Opernnetz

Kulturmagazin mit Charakter

Foto © Thomas Jauk

Aktuelle Aufführungen

Sentimentaler Abgesang

SUNSET BOULEVARD
(Andrew Lloyd-Webber)

Besuch am
16. Oktober 2016
(Premiere am 8. Oktober 2016)

 

 

Oper Dortmund

Der Erfolg des Regisseurs Gil Mehmert mit Andrew Lloyd Webbers Jesus Christ Superstar am Dortmunder Theater vor zwei Jahren ist nicht vergessen. Mit dem erfahrenen Theatermann und dem publikumswirksamen Bestseller-Komponisten lassen sich garantiert Säle und Kassen füllen. Dem Dortmunder Theater sei es gegönnt, auch wenn im zweiten Anlauf mit der Adaption des brillanten Billy-Wilder-Klassikers Sunset Boulevard ein eher mittelmäßig inspiriertes Stück des Musical-Routiniers auf dem Programm steht. Dass die Inszenierung bereits 2011 im Rahmen der Bad Hersfelder Festspiele gezeigt wurde: Mit solchen Kooperationsverträgen kann und muss man mittlerweile leben. Gewöhnungsbedürftig ist noch die Praxis, das Produkt anschließend als Stage-Production auf Tournee zu schicken. Der Ensemblepflege unserer Opernhäuser steht eine solche Mehrfach-Verwertung von Bühnenproduktionen im Wege und sollte eine Ausnahme bleiben.
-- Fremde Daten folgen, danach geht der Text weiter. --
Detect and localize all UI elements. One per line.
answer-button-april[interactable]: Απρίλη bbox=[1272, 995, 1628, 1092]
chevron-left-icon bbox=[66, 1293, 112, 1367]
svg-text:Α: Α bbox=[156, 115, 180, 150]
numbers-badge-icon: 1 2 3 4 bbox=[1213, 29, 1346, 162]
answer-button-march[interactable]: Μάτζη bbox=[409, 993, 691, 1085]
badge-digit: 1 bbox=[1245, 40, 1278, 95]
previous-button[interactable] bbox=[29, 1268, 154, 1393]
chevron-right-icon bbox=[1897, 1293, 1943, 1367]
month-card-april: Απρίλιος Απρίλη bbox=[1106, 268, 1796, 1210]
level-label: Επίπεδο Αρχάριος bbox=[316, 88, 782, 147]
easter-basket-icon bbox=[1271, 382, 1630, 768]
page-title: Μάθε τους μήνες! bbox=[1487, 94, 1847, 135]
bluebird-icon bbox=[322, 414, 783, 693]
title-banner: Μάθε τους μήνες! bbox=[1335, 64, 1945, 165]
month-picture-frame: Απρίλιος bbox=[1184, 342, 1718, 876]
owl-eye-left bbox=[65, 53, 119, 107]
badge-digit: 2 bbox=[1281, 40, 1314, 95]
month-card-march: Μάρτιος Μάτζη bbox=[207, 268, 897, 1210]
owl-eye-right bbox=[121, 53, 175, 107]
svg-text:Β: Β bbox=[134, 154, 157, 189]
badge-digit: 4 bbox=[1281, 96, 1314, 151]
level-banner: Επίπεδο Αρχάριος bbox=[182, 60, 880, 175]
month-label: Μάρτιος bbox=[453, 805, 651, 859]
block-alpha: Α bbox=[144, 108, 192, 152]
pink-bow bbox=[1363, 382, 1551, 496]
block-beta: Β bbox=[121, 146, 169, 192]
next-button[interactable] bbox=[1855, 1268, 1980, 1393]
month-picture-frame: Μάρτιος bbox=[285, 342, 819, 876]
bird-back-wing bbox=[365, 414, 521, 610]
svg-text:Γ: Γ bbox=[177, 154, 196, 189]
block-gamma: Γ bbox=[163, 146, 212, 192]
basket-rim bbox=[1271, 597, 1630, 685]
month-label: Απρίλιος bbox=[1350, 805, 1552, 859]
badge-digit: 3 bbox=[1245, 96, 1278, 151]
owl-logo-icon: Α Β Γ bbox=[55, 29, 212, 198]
Das Ensemble wird ohnehin in den Hintergrund gerückt und darf vor allem die vielen kleineren Rollen übernehmen. Ohne Gaststars fiele der Eindruck noch matter aus. Wirkte im Jesus Christ Superstar der erstaunlich exzellent agierende Deutschland-sucht-den-Superstar-Gewinner Alexander Klaws als Publikumsmagnet, so steht im Mittelpunkt der neuen Produktion die erfahrene und charismatische Musical-Diseuse Pia Douwes, die neben ihren Erfolgen als Norma Desmond in Sunset Boulevard der Sissi-Schnulze Elisabeth zu Kassenrekorden verholfen hat.

POINTS OF HONOR
Musik
Gesang
Regie
Bühne
Publikum
Chat-Faktor

Für die Rolle der desillusionierten alternden Stummfilm-Diva, die in ihrer Villa besseren Zeiten nachtrauert und den Anschluss an das moderne Hollywood verloren hat, bringt die gebürtige Niederländerin genügend Ausstrahlung, stimmlichen Glanz und darstellerische Wandlungsfähigkeit mit. Selbst die sentimentalen Entgleisungen Lloyd Webbers hält sie mit ihrer intensiven und gleichsam unprätentiösen Darstellung unter Kontrolle.

Foto © Thomas Jauk

Allerdings kann auch sie nicht verhindern, dass sich trotz der überwiegend vorzüglichen gesanglichen Leistungen nur ein blasser Gesamteindruck einstellt. Das hat tatsächlich nichts mit den Darstellern zu tun, sondern mit der zweifelhaften Umsetzung der Billy-Wilder-Vorlage durch Lloyd Webber, der Wilders pointiert bösartige Abrechnung mit der unmenschlichen Traumfabrik Hollywood in eine wehleidige Elegie auf den verblassten Glanz eines Stars banalisiert.

Regisseur Gil Mehmert tut wenig, um dieser Schwäche aufzuhelfen. Er erzählt brav die Handlung und verlässt sich auf die Wirkung des prominenten Gastes. Die Handlung in Kürze: Norma Desmond träumt davon, noch einmal vor die Kamera treten zu dürfen und findet in dem abgebrannten Tausendsassa und erfolglosen Schriftsteller Joe Gillis einen Kenner des Hollywood-Betriebs, der ihr ein Drehbuch und einen Neuanfang verspricht. Die Diva verliebt sich in den wesentlich jüngeren Mann und hält ihn aus, der freilich bereits andere geschäftliche und private Pläne mit der attraktiven Sekretärin eines Paramount-Produzenten, Betty Schaefer, verfolgt. Als Norma davon erfährt, erschießt sie Joe, bis zum Ende ihrem Traum vom Comeback nachhängend.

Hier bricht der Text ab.